Ô Mboa

Au Cameroun, le «Repassage des seins» persiste

Les traditions ancestrales continuent d’être respectées dans certaines parties du monde, surtout en Afrique. Même si ces coutumes ne riment plus avec la modernité, et en dépit des conséquences tant physiques, sociologiques et psychologiques, elles persistent encore et font des ravages.

D’après Afrikmag, au Cameroun, une pratique a fait réagir plusieurs observateurs. Il s’agit du «repassage» des seins.

La technique consiste à se servir d’objets préalablement chauffés au cœur d’un brasier, tels que la pierre à écraser utilisée en cuisine, le pilon, la louche, la spatule ou encore des noyaux de cerises pour masser les seins des jeunes filles dans le but de les empêcher de croître ou de les faire disparaître même.

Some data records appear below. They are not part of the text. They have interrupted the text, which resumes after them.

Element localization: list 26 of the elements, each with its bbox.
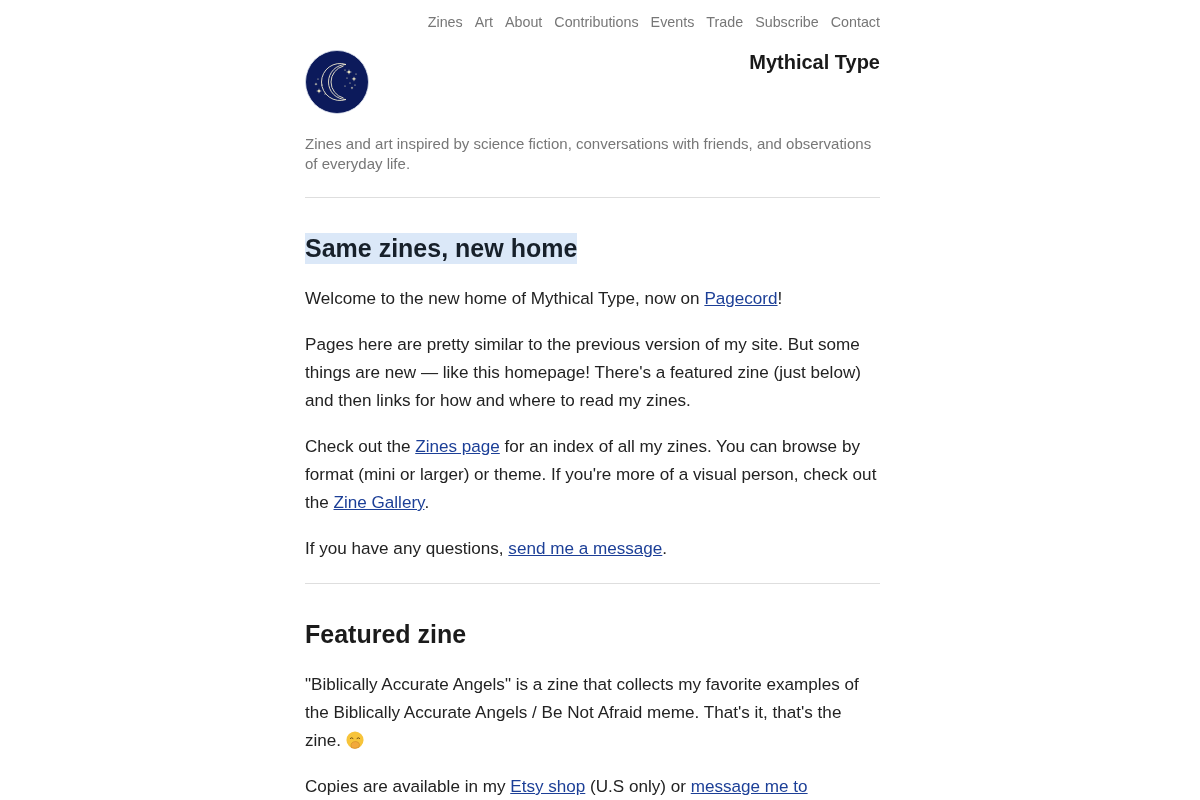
section-heading: Same zines, new home bbox=[305, 233, 578, 264]
site-tagline: Zines and art inspired by science fiction, conversations with friends, and observations of everyday life. bbox=[305, 134, 873, 174]
paragraph: If you have any questions, send me a message. bbox=[305, 538, 669, 560]
nav-link[interactable]: Art bbox=[474, 12, 493, 32]
paragraph: "Biblically Accurate Angels" is a zine that collects my favorite examples of the Biblically Accurate Angels / Be Not Afraid meme. That's it, that's the zine. bbox=[305, 674, 860, 752]
crescent-moon-logo bbox=[305, 50, 369, 114]
nav-link[interactable]: Events bbox=[650, 12, 695, 32]
nav-link[interactable]: Contact bbox=[830, 12, 880, 32]
nav-link[interactable]: Contributions bbox=[554, 12, 639, 32]
inline-link[interactable]: message me to bbox=[690, 777, 808, 796]
paragraph: Copies are available in my Etsy shop (U.S only) or message me to bbox=[305, 776, 809, 798]
inline-link[interactable]: send me a message bbox=[508, 539, 663, 558]
nav-link[interactable]: Trade bbox=[706, 12, 744, 32]
inline-link[interactable]: Etsy shop bbox=[510, 777, 586, 796]
section-heading: Featured zine bbox=[305, 619, 467, 650]
inline-link[interactable]: Zine Gallery bbox=[333, 493, 425, 512]
nav-link[interactable]: Subscribe bbox=[755, 12, 819, 32]
nav-link[interactable]: Zines bbox=[427, 12, 463, 32]
paragraph: Welcome to the new home of Mythical Type, now on Pagecord! bbox=[305, 288, 784, 310]
inline-link[interactable]: Zines page bbox=[415, 437, 500, 456]
inline-link[interactable]: Pagecord bbox=[704, 289, 778, 308]
nav-link[interactable]: About bbox=[504, 12, 543, 32]
paragraph: Check out the Zines page for an index of all my zines. You can browse by format (mini or larger) or theme. If you're more of a visual person, check out the Zine Gallery. bbox=[305, 436, 878, 514]
site-title: Mythical Type bbox=[749, 50, 880, 74]
paragraph: Pages here are pretty similar to the previous version of my site. But some things are new — like this homepage! There's a featured zine (just below) and then links for how and where to read my zines. bbox=[305, 334, 862, 412]
face-with-hand-over-mouth-icon bbox=[345, 731, 364, 749]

Les parents justifient une telle pratique par «le souci de préserver leurs filles de la convoitise des hommes» afin de les mettre à l’abri des grossesses précoces.

Mais la pratique, aux dires de nombreux scientifiques, peut-être plus dangereuse que le mal lui-même. Les jeunes filles sont parfois exposées à des risques de cancer ou de dégradation mammaires. Sur la question, le gouvernement camerounais n’a pas très souvent pris des mesures fortes.

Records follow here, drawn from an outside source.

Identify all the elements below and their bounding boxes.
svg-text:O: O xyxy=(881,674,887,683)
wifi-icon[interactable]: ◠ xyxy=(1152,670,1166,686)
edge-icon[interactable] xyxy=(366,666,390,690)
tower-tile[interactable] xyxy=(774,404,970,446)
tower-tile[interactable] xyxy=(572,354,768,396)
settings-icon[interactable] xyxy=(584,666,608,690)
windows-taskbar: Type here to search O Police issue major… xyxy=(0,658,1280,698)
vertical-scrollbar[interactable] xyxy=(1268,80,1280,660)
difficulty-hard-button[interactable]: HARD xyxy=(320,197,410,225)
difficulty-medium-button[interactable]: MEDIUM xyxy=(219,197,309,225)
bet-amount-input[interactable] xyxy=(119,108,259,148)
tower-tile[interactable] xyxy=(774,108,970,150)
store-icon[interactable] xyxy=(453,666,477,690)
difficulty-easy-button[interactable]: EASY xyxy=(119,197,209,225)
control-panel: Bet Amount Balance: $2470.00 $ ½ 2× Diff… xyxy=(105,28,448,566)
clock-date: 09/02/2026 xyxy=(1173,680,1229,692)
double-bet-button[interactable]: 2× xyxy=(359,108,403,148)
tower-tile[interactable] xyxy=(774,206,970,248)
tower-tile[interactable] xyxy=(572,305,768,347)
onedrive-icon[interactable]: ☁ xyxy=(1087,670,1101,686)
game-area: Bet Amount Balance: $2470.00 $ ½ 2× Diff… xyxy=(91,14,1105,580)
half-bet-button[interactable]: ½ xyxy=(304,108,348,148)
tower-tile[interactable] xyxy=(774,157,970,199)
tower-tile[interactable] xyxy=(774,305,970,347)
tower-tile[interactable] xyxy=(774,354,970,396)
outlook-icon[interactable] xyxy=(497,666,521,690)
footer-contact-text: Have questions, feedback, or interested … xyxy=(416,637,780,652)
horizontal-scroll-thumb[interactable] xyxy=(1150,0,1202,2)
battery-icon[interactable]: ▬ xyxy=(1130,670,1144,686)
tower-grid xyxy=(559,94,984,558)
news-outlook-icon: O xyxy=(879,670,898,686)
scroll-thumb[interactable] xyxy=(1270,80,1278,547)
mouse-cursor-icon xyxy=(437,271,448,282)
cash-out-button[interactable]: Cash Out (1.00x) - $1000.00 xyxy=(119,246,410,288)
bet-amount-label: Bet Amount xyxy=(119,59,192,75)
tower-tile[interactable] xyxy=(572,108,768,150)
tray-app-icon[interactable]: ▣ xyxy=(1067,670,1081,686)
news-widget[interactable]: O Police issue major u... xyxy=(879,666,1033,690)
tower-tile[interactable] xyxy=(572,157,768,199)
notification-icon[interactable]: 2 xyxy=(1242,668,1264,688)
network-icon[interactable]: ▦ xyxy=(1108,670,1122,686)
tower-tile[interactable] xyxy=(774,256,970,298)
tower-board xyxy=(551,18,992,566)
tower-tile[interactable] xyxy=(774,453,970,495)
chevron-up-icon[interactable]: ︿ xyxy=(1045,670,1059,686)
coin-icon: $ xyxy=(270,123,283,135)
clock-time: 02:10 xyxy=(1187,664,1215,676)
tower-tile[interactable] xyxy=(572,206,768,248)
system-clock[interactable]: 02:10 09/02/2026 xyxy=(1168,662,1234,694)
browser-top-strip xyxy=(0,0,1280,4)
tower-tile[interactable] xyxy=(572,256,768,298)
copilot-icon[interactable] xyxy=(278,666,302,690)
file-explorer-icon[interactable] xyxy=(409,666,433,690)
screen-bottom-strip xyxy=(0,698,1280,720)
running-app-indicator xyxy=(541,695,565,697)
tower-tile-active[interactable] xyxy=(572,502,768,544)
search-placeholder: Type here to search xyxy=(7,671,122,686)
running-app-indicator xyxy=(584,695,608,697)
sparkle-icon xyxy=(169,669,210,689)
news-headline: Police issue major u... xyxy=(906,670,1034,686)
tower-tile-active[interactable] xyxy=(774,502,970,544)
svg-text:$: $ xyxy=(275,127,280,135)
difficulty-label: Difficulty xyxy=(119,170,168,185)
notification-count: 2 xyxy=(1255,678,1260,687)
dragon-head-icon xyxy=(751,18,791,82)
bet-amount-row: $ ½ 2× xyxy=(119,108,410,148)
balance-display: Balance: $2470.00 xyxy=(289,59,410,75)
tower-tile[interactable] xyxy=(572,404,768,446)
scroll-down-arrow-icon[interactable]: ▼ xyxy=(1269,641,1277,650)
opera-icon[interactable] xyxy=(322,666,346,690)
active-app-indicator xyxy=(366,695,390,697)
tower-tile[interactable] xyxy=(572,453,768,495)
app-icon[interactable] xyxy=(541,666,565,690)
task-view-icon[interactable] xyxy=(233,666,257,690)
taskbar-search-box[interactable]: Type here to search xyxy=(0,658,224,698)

En 2006, l’Agence de coopération internationale allemande (GIZ) a interrogé plus de 5.000 femmes et mené une enquête à travers les dix provinces du pays. Il en est ressorti qu’une fille sur quatre serait touchée par cette pratique, 53% des adolescentes seraient concernées dans la province de Douala, le long du littoral atlantique, soit près de 3,8 millions de jeunes filles en tout. Dans 58% des cas, le «repassage des seins» serait pratiqué par les mères elles-mêmes.